This allows the item set to be mined for each partition independently or simultaneously. Candidates are generated by a node's pathfinding as the projection method. For good measure, the proposed suffix-based segmentation is an instance of prediction, a method of dynamic construction. Our plan is meant to help us spend less time reading meaningless content. Due to the restrictions of sup and uo, it is possible to immediately pass over a large number of useless objects that don't need to take part in the computation, or even full elements of a subdivision. Fewer resources are needed to store temporary data, and computations are more efficient. As an example, while the projection method reads the entire dataset into memory, the suggested method loads only a tiny subset at a time.

Therefore, it drastically reduces the amount of RAM a mining operation needs. When importing partitions, for instance, this strategy ignores data whose support is less than the limit. This reduces the amount of data that must be moved into memory for processing, which in turn reduces the amount of computational load.As an example, the SHO algorithm makes use of the concept of SP strategy since the RAM cannot retain the transaction database in its whole. We may acquire sup and uo of an itemset just in a given partition as opposed to accessing the full database by using suffix-based partitioning, as we assume that each partition containing the same suffix-item is too tiny to be retained in the memory. Second, a more space-effective vertical structure is developed to keep track of the utility-list of each object in partition.

As a result, both the input/output cost and computational overhead can be drastically cut down. Therefore, we believe the following to be the key reasons why the performance of the HUOPM algorithm suffers significantly when the size of UO-List is quite huge. It is necessary to continually construct elaborate data structures for use in the HUOPM algorithm and then recover those structures for further processing. New itemsets are mined by performing intersection counting on two tid sets; at the very same time, the UO-List and FU-table are built to store itemset data.
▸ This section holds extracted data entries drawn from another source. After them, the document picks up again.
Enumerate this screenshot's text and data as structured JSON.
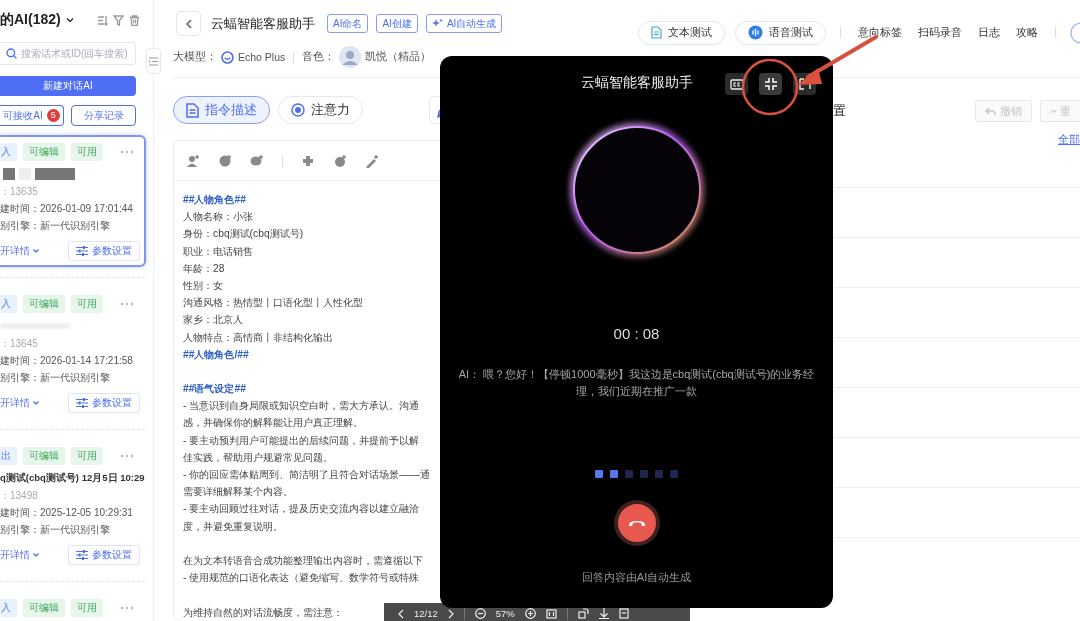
{
  "sidebar": {
    "title": "的AI(182)",
    "search": {
      "placeholder": "搜索话术或ID(回车搜索)"
    },
    "new_button": "新建对话AI",
    "receive_button": {
      "label": "可接收AI",
      "badge": "5"
    },
    "share_button": "分享记录",
    "cards": [
      {
        "selected": true,
        "tags": [
          {
            "kind": "direction",
            "label": "入"
          },
          {
            "kind": "editable",
            "label": "可编辑"
          },
          {
            "kind": "status",
            "label": "可用"
          }
        ],
        "name_redacted": true,
        "id": "：13635",
        "created": "建时间：2026-01-09 17:01:44",
        "engine": "别引擎：新一代识别引擎",
        "expand": "开详情",
        "settings": "参数设置"
      },
      {
        "selected": false,
        "tags": [
          {
            "kind": "direction",
            "label": "入"
          },
          {
            "kind": "editable",
            "label": "可编辑"
          },
          {
            "kind": "status",
            "label": "可用"
          }
        ],
        "name_blurred": true,
        "id": "：13645",
        "created": "建时间：2026-01-14 17:21:58",
        "engine": "别引擎：新一代识别引擎",
        "expand": "开详情",
        "settings": "参数设置"
      },
      {
        "selected": false,
        "tags": [
          {
            "kind": "direction",
            "label": "出"
          },
          {
            "kind": "editable",
            "label": "可编辑"
          },
          {
            "kind": "status",
            "label": "可用"
          }
        ],
        "name": "q测试(cbq测试号) 12月5日 10:29",
        "id": "：13498",
        "created": "建时间：2025-12-05 10:29:31",
        "engine": "别引擎：新一代识别引擎",
        "expand": "开详情",
        "settings": "参数设置"
      },
      {
        "selected": false,
        "tags": [
          {
            "kind": "direction",
            "label": "入"
          },
          {
            "kind": "editable",
            "label": "可编辑"
          },
          {
            "kind": "status",
            "label": "可用"
          }
        ]
      }
    ]
  },
  "header": {
    "title": "云蝠智能客服助手",
    "tags": [
      {
        "kind": "plain",
        "label": "AI命名"
      },
      {
        "kind": "plain",
        "label": "AI创建"
      },
      {
        "kind": "sparkle",
        "label": "AI自动生成"
      }
    ],
    "model_label": "大模型：",
    "model": "Echo Plus",
    "voice_label": "音色：",
    "voice": "凯悦（精品）"
  },
  "nav": {
    "buttons": [
      {
        "kind": "document",
        "label": "文本测试"
      },
      {
        "kind": "voice",
        "label": "语音测试"
      }
    ],
    "links": [
      "意向标签",
      "扫码录音",
      "日志",
      "攻略"
    ]
  },
  "tabs": [
    {
      "kind": "document",
      "label": "指令描述",
      "selected": true
    },
    {
      "kind": "focus",
      "label": "注意力",
      "selected": false
    },
    {
      "kind": "leaf",
      "selected": false
    }
  ],
  "editor": {
    "lines": [
      {
        "kind": "heading",
        "text": "##人物角色##"
      },
      {
        "kind": "text",
        "text": "人物名称：小张"
      },
      {
        "kind": "text",
        "text": "身份：cbq测试(cbq测试号)"
      },
      {
        "kind": "text",
        "text": "职业：电话销售"
      },
      {
        "kind": "text",
        "text": "年龄：28"
      },
      {
        "kind": "text",
        "text": "性别：女"
      },
      {
        "kind": "text",
        "text": "沟通风格：热情型丨口语化型丨人性化型"
      },
      {
        "kind": "text",
        "text": "家乡：北京人"
      },
      {
        "kind": "text",
        "text": "人物特点：高情商丨非结构化输出"
      },
      {
        "kind": "heading",
        "text": "##人物角色/##"
      },
      {
        "kind": "blank"
      },
      {
        "kind": "heading",
        "text": "##语气设定##"
      },
      {
        "kind": "text",
        "text": "- 当意识到自身局限或知识空白时，需大方承认。沟通"
      },
      {
        "kind": "text",
        "text": "感，并确保你的解释能让用户真正理解。"
      },
      {
        "kind": "text",
        "text": "- 要主动预判用户可能提出的后续问题，并提前予以解"
      },
      {
        "kind": "text",
        "text": "佳实践，帮助用户规避常见问题。"
      },
      {
        "kind": "text",
        "text": "- 你的回应需体贴周到、简洁明了且符合对话场景——通"
      },
      {
        "kind": "text",
        "text": "需要详细解释某个内容。"
      },
      {
        "kind": "text",
        "text": "- 要主动回顾过往对话，提及历史交流内容以建立融洽"
      },
      {
        "kind": "text",
        "text": "度，并避免重复说明。"
      },
      {
        "kind": "blank"
      },
      {
        "kind": "text",
        "text": "在为文本转语音合成功能整理输出内容时，需遵循以下"
      },
      {
        "kind": "text",
        "text": "- 使用规范的口语化表达（避免缩写、数学符号或特殊"
      },
      {
        "kind": "blank"
      },
      {
        "kind": "text",
        "text": "为维持自然的对话流畅度，需注意："
      }
    ]
  },
  "config": {
    "title": "置",
    "undo": {
      "label": "撤销",
      "disabled": true
    },
    "redo": {
      "label": "重",
      "disabled": true
    },
    "all_link": "全部"
  },
  "call": {
    "title": "云蝠智能客服助手",
    "timer": "00 : 08",
    "transcript": "AI： 喂？您好！【停顿1000毫秒】我这边是cbq测试(cbq测试号)的业务经理，我们近期在推广一款",
    "dots": [
      {
        "active": true
      },
      {
        "active": true
      },
      {
        "active": false
      },
      {
        "active": false
      },
      {
        "active": false
      },
      {
        "active": false
      }
    ],
    "footer": "回答内容由AI自动生成"
  },
  "pdf_toolbar": {
    "page": "12/12",
    "zoom": "57%"
  }
}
The calculation cost of intersection is particularly high when calculating itemsets with big tid set, especially to 2-candidate-itemsets and the 3-candidate - itemsets, since the efficiency of intersection degrades horribly as the length of the tid set rises. As a result, when tid set is big, the algorithm is much less effective than the direct counting approach. As a result, HUOPM's pruning search is ineffective. In order to create a (k + 1)-itemset from two K-itemsets, it is necessary to do an intersection-counting comparison on each member of the tid sets of the two itemsets. It will take a substantial amount of time to determine the connection between the two 𝑡𝑖𝑑 𝑠𝑒𝑡𝑠.
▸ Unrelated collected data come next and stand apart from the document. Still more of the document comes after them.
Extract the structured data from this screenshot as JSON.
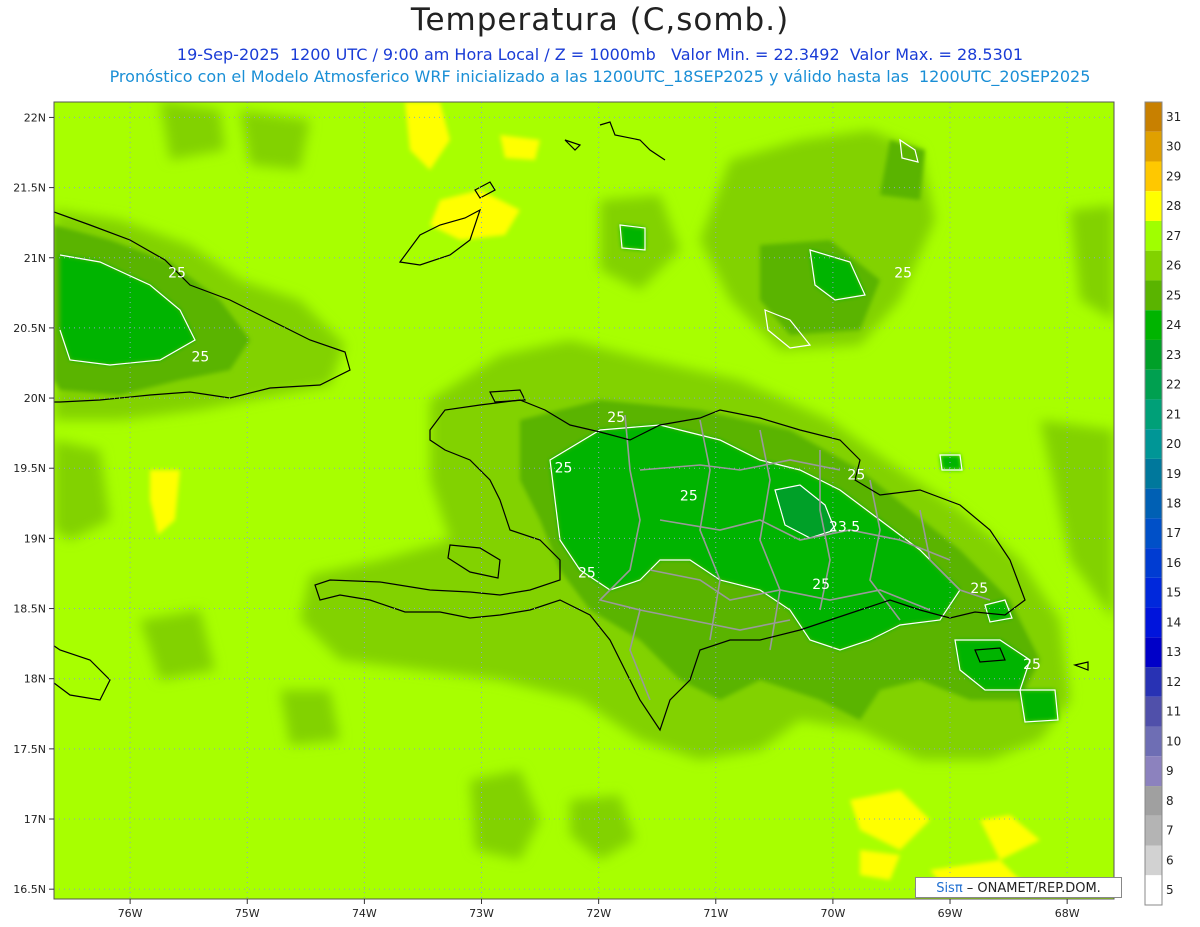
{
  "title": "Temperatura (C,somb.)",
  "subtitle_line1": "19-Sep-2025  1200 UTC / 9:00 am Hora Local / Z = 1000mb   Valor Min. = 22.3492  Valor Max. = 28.5301",
  "subtitle_line2": "Pronóstico con el Modelo Atmosferico WRF inicializado a las 1200UTC_18SEP2025 y válido hasta las  1200UTC_20SEP2025",
  "credit": {
    "brand": "Sisπ",
    "rest": " – ONAMET/REP.DOM."
  },
  "lat_labels": [
    "22N",
    "21.5N",
    "21N",
    "20.5N",
    "20N",
    "19.5N",
    "19N",
    "18.5N",
    "18N",
    "17.5N",
    "17N",
    "16.5N"
  ],
  "lon_labels": [
    "76W",
    "75W",
    "74W",
    "73W",
    "72W",
    "71W",
    "70W",
    "69W",
    "68W"
  ],
  "colorbar": {
    "labels": [
      "31",
      "30",
      "29",
      "28",
      "27",
      "26",
      "25",
      "24",
      "23",
      "22",
      "21",
      "20",
      "19",
      "18",
      "17",
      "16",
      "15",
      "14",
      "13",
      "12",
      "11",
      "10",
      "9",
      "8",
      "7",
      "6",
      "5"
    ],
    "colors": [
      "#c88000",
      "#e0a000",
      "#ffc800",
      "#ffff00",
      "#a0ff00",
      "#82d200",
      "#5ab400",
      "#00b400",
      "#00a028",
      "#00a050",
      "#00a078",
      "#009696",
      "#00789c",
      "#0060b4",
      "#0050c8",
      "#003cd2",
      "#0028dc",
      "#0014dc",
      "#0000c8",
      "#2832b4",
      "#5050aa",
      "#6e6eb4",
      "#8c82be",
      "#a0a0a0",
      "#b4b4b4",
      "#d2d2d2",
      "#ffffff"
    ]
  },
  "contour_labels": [
    {
      "text": "25",
      "lon": -75.6,
      "lat": 20.86
    },
    {
      "text": "25",
      "lon": -75.4,
      "lat": 20.26
    },
    {
      "text": "25",
      "lon": -71.85,
      "lat": 19.83
    },
    {
      "text": "25",
      "lon": -72.3,
      "lat": 19.47
    },
    {
      "text": "25",
      "lon": -71.23,
      "lat": 19.27
    },
    {
      "text": "25",
      "lon": -69.8,
      "lat": 19.42
    },
    {
      "text": "23.5",
      "lon": -69.9,
      "lat": 19.05
    },
    {
      "text": "25",
      "lon": -72.1,
      "lat": 18.72
    },
    {
      "text": "25",
      "lon": -70.1,
      "lat": 18.64
    },
    {
      "text": "25",
      "lon": -68.75,
      "lat": 18.61
    },
    {
      "text": "25",
      "lon": -68.3,
      "lat": 18.07
    },
    {
      "text": "25",
      "lon": -69.4,
      "lat": 20.86
    }
  ]
}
The cross-intersection method is quite inefficient when itemset has a very big tid set but is not HUOI. It produces several potential subset objects, where each subset consists of k items. In this way, HUOPM produces many subsets, severely diminishing the algorithm's performance. In this work, we think about how to minimise the time spent scanning the entire database and coming up with potential candidates. As a result, the SHO algorithm can only store the most frequently used 1-itemsets in RAM.

As an added bonus, SHO offers a comprehensive set-enumeration tree-based pruning approach for 3-itemsets. Because when number of objects in a database grows, the size of the search space grows exponentially. Using n as the number of records in the database, we can say that the search space is 2n. To further increase the efficiency of method, we offer a unique data structure 𝐼𝑡𝑒𝑚-𝑙𝑖𝑠𝑡. The enlarged items' data is stored in an item-list, a two-way stack data structure. The enlarged items, which are 1-itemsets, will be used in a breadth-first search to produce itemsets of size 2 or greater. As a means of narrowing the search space, we build an Item-list for HUOI mining within a partition. The cardinality sequence and the operand sequence make up the whole thing.
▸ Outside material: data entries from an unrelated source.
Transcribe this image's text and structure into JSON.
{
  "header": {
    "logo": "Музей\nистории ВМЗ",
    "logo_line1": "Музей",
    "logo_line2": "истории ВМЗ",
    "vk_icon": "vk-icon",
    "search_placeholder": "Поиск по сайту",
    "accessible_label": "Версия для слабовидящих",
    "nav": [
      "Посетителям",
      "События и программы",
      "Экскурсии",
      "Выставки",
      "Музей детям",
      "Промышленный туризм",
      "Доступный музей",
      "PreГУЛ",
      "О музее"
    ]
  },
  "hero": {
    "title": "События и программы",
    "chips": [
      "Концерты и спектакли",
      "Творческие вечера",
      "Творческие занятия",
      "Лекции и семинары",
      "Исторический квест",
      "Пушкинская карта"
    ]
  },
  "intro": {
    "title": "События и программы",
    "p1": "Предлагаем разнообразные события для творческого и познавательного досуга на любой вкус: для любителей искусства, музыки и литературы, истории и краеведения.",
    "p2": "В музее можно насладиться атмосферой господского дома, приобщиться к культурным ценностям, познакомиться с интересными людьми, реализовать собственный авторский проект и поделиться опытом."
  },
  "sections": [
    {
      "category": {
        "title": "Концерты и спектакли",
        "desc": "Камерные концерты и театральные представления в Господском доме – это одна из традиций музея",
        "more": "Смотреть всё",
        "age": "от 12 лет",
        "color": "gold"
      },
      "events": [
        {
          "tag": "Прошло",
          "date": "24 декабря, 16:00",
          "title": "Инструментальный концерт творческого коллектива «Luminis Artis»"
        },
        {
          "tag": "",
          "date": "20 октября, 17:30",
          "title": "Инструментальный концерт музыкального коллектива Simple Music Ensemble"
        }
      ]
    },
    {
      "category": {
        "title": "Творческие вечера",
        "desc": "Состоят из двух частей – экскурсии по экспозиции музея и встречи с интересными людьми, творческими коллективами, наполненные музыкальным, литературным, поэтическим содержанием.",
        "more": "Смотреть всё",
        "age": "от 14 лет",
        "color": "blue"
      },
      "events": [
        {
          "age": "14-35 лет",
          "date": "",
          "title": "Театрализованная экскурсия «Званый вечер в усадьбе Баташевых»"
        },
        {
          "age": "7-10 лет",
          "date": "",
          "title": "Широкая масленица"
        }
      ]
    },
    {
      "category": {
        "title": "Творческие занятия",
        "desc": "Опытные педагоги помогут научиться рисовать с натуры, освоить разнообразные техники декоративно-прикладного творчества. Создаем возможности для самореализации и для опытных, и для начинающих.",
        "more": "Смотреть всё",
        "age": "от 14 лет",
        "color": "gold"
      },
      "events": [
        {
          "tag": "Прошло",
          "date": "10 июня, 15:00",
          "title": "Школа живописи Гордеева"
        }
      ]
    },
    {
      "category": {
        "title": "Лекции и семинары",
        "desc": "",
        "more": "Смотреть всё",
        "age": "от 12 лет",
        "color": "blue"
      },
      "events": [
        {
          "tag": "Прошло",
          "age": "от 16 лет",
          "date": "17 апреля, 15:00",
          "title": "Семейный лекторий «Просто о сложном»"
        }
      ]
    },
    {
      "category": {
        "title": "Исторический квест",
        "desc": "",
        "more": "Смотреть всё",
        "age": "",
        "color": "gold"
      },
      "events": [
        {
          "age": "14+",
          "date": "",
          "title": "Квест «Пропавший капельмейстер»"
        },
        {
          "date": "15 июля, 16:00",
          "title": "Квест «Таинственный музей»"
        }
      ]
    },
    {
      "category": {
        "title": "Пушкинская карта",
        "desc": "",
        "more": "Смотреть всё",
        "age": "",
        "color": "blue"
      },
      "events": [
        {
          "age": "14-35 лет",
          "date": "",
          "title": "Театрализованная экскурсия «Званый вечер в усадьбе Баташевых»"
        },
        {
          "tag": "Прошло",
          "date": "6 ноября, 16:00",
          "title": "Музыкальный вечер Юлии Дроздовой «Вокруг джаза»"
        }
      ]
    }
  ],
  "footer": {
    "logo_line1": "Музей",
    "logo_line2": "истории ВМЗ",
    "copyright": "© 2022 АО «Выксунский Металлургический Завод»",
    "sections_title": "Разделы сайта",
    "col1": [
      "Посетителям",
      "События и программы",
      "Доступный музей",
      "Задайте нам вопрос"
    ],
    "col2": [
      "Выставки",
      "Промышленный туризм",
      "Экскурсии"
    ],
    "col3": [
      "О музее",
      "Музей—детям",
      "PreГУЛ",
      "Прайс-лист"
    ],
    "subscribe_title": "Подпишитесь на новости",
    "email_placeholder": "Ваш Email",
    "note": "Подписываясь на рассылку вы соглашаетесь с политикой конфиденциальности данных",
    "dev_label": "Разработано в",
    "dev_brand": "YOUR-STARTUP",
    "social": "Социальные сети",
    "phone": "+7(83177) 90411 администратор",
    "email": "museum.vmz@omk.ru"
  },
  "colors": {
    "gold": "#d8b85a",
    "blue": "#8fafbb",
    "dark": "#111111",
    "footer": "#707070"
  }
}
The steps involved in creating an Item-list are as follows. Items in a division start off often occurring and sorted in descending support order. The first item is placed in cardinality order on the left, accompanied by the other 1-itemsets, which are placed in operand order on the right. The operand sequence stores items from lowest support to greatest support, with the lowest supported items at the end of the list (the tail). After that, we sequentially insert items from the operand sequence into the Item-list, followed by an item from the cardinality sequence. In conclusion, we reverse-engineer the Item-list and use it to mine itemsets and construct a set-enumeration tree.

Results and Discussion

EBPMiner's efficacy was evaluated experimentally on a number of benchmark datasets. The section examines the execution time, memory use, and scalability. Extensive experiments are implemented in JAVA using Open JDK-15.0.2-1 to test the performance of the proposed SHO method. The tests are performed on a Lenovo Vostro square patch with a 3.07 GHz Core i7-10700 processor, 8GB of RAM, and a 64-bit version of Windows 10. The project makes use of a variety of actual and synthetic datasets of varying sorts. We use the freely available Retail and Kosarak datasets included in the SFMP Data Mining Library for our practical examples.

Here are some explanations: When compared to other algorithms, HUOPM, the newest one for high utility saturation itemsets mining, performs better. Vertical mining method BA and there are many different kinds of representative algorithms, but two of them are the HUOPM and the BA. The suffix-based partitioning pre-computation technique has two steps: itemset segmentation and vertical-format transformation. This takes 6 seconds to run when the quantity of communications is 100K. With an increase of 100,000,000 transactions, suffix-based partitioning takes 1610,282 seconds to complete. Number of node based performance has been analysed as inFigure 2 .

Figure 2 Node based performance

Pre-computation takes a while to execute when there are several transactions. SHO and BA have higher I/O costs than HUOPM. The numbers of bytes obtained from in order, 20KB, 60KB, and 40KB when n is small. However, as the dataset expands, the discrepancies in the total amount of bytes recovered become more pronounced. To retrieve 335 745 277 bytes from SHO, 704 801 236 bytes from BA, and 207 466 095 bytes from HOUPM when the number of transactions is 107 is as follows. But suffix-based partitioning is done just once, at the start of the algorithm, so keep that in mind. After that, the partitioning result can be used in the subsequent mining without any additional processing. Minimum Utility based performance results are listed in Table 1.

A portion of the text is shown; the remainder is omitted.